Vinyl is rising. Here’s a pressing plant in downtown Asheville. (Photo courtesy of Phil Yarrow)

Years ago, I heard Lee Clow tell a funny story. He was on set with Ridley Scott during the filming of the original “Alien.” They were on the deck of the Nostromo, in all of its futuristic glory, and hanging from the ceiling was an old set of wind chimes. Lee thought it might have been an oversight and asked Scott about it. “That’s intentional,” said Scott. “I think the things that we love will always be preserved and used, no matter how advanced we become.”

So it is with analog.

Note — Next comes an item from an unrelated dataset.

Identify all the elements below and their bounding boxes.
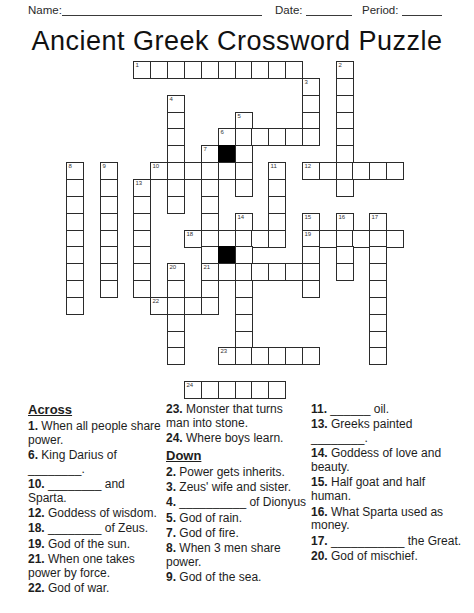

I love having my universal jukebox, but I get much deeper pleasure out of picking “OK Computer” out of the record library, sliding the platter out of the sleeve, cleaning it with a few wipes of the brush and listening to it all the way through. How the hell do they build all those layers of sound, anyway?

3 comments

  1. Russ, I like music but I don’t have the passion of your your level. I love Broadway music, Irish singing and the Scottish pipes. Reading your sentiments about analog as compared to digital struck me in a different way. You use the word “engagement” when describing why you love vinyl as compared to digital. I use engagement/connection describing why I so much love a manual shift versus an automatic. I hate CRV transmissions, it isn’t even a gearbox. If I have a great gearbox and great brakes I am so much more “connected/engaged” to a car. It helps a lot to have a V-12, V-8 or V-6 DOHC engine driving the gearbox!! I have your passion and can relate. Fun article to read.